In 1890, industrialist James Buchanan “Buck” Duke founded the American Tobacco Company through a merger of several tobacco manufacturers. Without the threat of competition from other tobacco corporations, the American Tobacco Company essentially ceased production of trade cards. That changed in 1909, two years after Duke was indicted for violating the Sherman Antitrust Act, which outlawed monopolies. To make a profit before the inevitable dissolution of his company, Duke issued more than 500 baseball cards informally referred to as the White Border series, which includes the most sought-after card in collecting history: the famed Honus Wagner card (63.350.246.206.378). Wagner was a shortstop for the Pittsburgh Pirates (and a future Hall of Famer) who reputedly insisted that the production of cards featuring his image stop after just a few hundred were printed, rendering the card extremely rare. Legend has it that Wagner did not want his portrait to be used to market tobacco to children; some have speculated that he was in fact protesting the use of his image without compensation. Around the time that the White Borders were issued, manufacturers of products other than tobacco joined the competition. An example is Cracker Jack, which produced a striking set of cards in 1914 and 1915 in which player portraits are set against a vivid red background (Burdick 315, E145.104).

In the late 1920s, the Fleer Corporation, which produced gums and sweets, developed a formula for bubble gum. Prior to this development, gum was generally marketed to adults as a medicinal product. With the advent of bubble gum, Fleer and other chewing gum companies began to promote their products to children and young adults and, in the 1930s, surpassed tobacco manufacturers as the leading producers of baseball cards. During the Great Depression, the collecting and trading of baseball cards provided an inexpensive alternative to attending baseball games for those who wanted to engage with America’s favorite pastime. Chewing gum companies hired skilled illustrators to produce sets like Goudey’s Big League Chewing Gum, a richly illustrated 240-card issue of 1933, and Leaf Gum’s 1948–49 set, which includes Jackie Robinson’s rookie card (Burdick 325, R319.53; Burdick 326, R401-1.30).

Baseball reached unprecedented popularity in the 1950s, in part thanks to the ability of middle- and upper-class families to watch televised games from their living rooms. During the immediate postwar period, baby boomers constituted an expanded consumer base for chewing gum, and two top companies of the period—Topps and Bowman—competed for exclusive rights to players’ portraits (Burdick 327, R406-5.305; Burdick 328, R414-5.2). In 1952, designers at Topps developed the prototype for what would become the modern baseball card by enlarging its size, adding the player’s autograph and team name to the front, and adding the player’s statistics to the back (Burdick 328, R414-6.1).
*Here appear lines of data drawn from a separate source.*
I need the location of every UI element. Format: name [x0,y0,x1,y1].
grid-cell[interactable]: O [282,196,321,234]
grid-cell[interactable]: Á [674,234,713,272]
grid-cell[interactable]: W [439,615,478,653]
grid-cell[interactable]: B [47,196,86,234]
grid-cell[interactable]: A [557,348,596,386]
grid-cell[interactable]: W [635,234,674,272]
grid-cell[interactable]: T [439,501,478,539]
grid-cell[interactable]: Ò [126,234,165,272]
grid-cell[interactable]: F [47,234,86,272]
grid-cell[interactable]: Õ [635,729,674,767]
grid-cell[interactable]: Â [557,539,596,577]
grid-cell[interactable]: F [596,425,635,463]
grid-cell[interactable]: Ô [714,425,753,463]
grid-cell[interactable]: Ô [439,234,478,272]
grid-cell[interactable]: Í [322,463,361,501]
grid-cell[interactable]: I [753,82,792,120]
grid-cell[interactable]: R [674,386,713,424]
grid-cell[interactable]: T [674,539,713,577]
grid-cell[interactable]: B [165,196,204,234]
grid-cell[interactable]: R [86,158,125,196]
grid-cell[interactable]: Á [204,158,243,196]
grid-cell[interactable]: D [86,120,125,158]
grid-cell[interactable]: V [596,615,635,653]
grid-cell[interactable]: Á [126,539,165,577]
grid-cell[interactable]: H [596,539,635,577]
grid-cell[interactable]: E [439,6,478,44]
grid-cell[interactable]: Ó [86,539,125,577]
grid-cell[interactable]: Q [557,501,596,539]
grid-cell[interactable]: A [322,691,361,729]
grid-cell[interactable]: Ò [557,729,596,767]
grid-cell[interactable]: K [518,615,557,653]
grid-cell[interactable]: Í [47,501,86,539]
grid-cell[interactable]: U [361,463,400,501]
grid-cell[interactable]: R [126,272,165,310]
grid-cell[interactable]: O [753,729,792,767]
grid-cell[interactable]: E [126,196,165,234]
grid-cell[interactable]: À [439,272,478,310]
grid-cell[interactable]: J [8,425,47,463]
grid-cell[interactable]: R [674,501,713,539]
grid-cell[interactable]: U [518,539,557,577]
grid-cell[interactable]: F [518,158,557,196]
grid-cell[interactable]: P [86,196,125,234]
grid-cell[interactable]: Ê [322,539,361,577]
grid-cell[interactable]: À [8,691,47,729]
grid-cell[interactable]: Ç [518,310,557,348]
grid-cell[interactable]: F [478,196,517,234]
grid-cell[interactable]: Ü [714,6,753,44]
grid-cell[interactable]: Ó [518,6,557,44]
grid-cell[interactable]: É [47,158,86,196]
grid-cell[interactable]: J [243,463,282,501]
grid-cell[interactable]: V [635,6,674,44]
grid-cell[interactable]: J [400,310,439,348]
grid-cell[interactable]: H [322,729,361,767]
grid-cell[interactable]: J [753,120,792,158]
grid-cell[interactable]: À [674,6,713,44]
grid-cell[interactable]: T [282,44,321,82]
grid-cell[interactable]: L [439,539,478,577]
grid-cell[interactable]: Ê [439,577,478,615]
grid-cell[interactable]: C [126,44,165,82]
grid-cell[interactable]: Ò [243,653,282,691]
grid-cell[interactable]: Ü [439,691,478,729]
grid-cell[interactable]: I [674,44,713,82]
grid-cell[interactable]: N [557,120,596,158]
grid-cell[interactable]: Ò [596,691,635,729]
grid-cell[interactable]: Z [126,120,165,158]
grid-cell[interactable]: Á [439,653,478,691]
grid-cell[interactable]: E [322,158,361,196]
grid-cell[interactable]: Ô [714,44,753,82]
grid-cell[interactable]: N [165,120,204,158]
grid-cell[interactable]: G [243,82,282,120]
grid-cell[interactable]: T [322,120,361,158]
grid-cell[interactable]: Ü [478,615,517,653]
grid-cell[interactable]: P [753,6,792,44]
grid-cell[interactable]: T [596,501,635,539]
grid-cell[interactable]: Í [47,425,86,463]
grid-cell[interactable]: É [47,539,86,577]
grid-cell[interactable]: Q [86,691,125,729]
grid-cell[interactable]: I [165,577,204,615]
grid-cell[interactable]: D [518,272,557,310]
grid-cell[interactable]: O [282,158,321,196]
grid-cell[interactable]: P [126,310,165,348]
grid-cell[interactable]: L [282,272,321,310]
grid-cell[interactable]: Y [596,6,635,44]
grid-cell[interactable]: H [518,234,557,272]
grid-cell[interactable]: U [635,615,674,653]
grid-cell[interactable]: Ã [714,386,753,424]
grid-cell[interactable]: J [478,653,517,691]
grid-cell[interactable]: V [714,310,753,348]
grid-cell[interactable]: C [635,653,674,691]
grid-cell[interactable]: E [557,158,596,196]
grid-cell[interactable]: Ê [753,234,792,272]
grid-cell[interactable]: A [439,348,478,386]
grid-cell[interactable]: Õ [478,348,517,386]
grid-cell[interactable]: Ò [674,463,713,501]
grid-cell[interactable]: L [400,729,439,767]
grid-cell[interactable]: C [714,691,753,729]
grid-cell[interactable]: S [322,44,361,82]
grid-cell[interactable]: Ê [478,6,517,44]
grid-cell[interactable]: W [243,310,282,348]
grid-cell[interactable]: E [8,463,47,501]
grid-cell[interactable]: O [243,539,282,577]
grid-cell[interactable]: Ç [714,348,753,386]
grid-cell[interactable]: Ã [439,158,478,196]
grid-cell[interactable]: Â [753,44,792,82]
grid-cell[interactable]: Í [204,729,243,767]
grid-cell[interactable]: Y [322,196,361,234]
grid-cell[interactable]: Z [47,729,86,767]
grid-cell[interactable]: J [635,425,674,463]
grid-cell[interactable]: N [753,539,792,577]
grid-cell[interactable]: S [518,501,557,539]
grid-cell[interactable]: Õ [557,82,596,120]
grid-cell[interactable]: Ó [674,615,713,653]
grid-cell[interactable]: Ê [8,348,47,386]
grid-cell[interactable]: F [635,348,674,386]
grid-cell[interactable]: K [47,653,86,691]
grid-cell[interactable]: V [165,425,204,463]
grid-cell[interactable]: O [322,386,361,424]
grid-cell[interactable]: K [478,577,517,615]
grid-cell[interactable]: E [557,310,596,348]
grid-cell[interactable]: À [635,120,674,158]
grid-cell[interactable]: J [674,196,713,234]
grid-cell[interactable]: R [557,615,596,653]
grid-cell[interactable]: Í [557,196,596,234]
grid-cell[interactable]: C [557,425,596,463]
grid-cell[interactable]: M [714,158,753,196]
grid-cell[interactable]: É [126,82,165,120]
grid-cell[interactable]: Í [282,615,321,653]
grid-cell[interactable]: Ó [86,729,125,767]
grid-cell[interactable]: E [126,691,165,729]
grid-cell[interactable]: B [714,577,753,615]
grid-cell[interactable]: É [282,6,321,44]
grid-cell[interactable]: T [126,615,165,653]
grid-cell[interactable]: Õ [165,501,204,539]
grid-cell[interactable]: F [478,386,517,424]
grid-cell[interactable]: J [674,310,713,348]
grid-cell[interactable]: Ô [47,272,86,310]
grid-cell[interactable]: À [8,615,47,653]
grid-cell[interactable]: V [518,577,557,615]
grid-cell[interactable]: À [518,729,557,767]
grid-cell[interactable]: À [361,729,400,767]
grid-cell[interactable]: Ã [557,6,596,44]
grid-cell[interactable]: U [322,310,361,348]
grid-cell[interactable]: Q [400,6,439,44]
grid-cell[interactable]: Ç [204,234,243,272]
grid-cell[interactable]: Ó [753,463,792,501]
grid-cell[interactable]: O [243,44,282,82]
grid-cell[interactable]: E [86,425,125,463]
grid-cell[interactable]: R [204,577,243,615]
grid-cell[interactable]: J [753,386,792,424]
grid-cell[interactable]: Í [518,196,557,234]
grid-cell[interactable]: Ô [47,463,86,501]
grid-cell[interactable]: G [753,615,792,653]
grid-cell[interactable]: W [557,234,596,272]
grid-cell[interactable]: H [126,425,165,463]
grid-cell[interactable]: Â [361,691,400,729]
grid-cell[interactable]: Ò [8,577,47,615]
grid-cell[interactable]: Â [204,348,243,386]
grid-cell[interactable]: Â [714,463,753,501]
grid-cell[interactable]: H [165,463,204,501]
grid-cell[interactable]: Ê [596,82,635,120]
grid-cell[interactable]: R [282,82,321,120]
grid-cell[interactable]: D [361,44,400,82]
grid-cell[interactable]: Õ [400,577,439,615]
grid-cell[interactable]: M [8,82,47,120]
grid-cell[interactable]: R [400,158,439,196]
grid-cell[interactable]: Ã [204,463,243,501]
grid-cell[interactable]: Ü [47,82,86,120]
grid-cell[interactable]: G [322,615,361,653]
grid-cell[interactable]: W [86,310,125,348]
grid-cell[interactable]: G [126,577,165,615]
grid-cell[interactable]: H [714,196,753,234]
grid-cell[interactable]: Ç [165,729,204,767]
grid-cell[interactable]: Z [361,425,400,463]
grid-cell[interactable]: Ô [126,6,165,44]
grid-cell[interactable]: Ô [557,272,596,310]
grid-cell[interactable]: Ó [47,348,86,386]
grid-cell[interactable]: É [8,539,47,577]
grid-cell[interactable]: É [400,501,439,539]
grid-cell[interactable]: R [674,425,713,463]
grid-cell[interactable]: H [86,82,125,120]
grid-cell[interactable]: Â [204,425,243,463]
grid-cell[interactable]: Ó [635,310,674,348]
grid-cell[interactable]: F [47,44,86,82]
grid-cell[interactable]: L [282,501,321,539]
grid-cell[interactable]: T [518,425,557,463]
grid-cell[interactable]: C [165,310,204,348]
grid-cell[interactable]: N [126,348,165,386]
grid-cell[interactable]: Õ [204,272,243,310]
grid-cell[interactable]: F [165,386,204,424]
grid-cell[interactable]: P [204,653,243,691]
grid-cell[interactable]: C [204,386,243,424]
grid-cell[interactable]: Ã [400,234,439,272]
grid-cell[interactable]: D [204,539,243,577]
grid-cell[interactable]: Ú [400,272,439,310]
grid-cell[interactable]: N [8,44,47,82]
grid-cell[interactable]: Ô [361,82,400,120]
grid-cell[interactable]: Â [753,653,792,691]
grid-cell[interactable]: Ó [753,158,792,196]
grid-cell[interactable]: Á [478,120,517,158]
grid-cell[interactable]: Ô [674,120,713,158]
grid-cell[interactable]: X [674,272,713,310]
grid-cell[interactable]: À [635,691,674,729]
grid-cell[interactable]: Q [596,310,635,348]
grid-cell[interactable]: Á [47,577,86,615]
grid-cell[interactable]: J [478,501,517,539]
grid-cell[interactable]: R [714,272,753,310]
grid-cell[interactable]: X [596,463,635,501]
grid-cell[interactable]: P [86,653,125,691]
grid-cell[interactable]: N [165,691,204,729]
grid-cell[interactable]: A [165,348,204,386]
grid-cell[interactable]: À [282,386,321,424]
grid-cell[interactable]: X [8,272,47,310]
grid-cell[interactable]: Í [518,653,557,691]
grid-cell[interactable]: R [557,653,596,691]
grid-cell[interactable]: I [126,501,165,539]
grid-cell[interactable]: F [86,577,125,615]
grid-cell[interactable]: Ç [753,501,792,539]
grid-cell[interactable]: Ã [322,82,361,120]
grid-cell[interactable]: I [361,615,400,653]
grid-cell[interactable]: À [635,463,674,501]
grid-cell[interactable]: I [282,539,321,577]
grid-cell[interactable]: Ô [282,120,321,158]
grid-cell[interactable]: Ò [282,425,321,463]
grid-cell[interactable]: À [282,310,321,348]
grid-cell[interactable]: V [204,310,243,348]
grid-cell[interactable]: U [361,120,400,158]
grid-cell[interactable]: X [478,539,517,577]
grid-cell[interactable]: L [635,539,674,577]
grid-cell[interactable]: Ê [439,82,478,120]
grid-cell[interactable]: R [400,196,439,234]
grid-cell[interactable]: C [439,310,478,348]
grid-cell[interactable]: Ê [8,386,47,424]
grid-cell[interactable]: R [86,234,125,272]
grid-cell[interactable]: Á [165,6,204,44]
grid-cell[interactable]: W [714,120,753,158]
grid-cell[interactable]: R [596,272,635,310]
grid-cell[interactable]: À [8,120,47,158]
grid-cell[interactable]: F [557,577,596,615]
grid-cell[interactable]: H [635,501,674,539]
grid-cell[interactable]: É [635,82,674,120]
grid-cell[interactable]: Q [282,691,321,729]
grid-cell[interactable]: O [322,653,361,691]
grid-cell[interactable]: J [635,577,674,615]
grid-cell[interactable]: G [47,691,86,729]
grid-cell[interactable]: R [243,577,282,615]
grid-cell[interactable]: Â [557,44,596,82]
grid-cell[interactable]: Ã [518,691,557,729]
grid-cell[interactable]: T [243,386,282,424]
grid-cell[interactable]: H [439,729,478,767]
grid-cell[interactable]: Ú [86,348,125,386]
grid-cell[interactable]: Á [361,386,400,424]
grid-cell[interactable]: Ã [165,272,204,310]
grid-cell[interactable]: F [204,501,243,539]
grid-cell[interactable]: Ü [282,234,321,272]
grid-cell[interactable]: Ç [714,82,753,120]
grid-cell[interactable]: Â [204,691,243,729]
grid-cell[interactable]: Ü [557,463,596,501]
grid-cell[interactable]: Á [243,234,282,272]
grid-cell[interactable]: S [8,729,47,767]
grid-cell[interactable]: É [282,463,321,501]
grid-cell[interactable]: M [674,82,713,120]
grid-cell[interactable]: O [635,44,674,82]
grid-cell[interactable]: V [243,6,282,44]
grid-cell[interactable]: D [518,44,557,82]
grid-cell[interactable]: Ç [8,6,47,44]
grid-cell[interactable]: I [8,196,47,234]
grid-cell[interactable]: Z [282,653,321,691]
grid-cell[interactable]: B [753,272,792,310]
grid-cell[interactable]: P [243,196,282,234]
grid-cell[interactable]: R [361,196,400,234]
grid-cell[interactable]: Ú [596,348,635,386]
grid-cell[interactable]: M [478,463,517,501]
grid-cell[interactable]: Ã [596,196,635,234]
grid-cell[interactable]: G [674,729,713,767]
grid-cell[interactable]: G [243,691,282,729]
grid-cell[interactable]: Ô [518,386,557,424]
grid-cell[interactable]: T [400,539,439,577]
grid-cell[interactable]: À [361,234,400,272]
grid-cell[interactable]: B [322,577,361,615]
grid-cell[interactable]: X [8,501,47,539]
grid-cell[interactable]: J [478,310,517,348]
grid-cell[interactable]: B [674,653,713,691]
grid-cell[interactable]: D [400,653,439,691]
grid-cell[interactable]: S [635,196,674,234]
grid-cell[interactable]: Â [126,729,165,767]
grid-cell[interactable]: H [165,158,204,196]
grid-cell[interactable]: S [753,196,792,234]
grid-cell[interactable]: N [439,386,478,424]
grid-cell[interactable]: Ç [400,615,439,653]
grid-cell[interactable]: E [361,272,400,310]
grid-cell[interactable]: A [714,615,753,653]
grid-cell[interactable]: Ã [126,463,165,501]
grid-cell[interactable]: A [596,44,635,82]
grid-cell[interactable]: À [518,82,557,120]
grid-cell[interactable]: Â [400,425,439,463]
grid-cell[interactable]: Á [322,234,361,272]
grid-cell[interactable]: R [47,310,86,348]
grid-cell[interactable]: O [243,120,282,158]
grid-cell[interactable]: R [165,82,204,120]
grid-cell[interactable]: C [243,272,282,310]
Topps’s sales soared as the company established a standard of design that was highly attractive to collectors, and by 1956, it was able to buy out Bowman, its steepest competition. Topps remains the foremost producer of baseball cards to this day.

When Burdick began the fifteen-year process of donating and cataloguing his collection, he sent boxes of materials to The Met from his home in upstate New York. Perhaps due to his deteriorating health—he developed chronic, crippling arthritis beginning in his early thirties—he relocated to a rented room in a Lower Manhattan hotel in the late 1950s, which put him closer to the Museum. There, at a desk in the Department of Prints, where he became a fixture and was often visited by friends and admirers, he adhered cards to album pages. According to an introduction by Mayor published in a directory of Burdick’s collection, Burdick pasted down his last card on January 10, 1963, put on his coat, and declared, “I shan’t be back.” He checked himself into a hospital the next day and died there on March 13, aged sixty-three. Burdick’s gravestone aptly reads: “One of the greatest card collectors of all times.”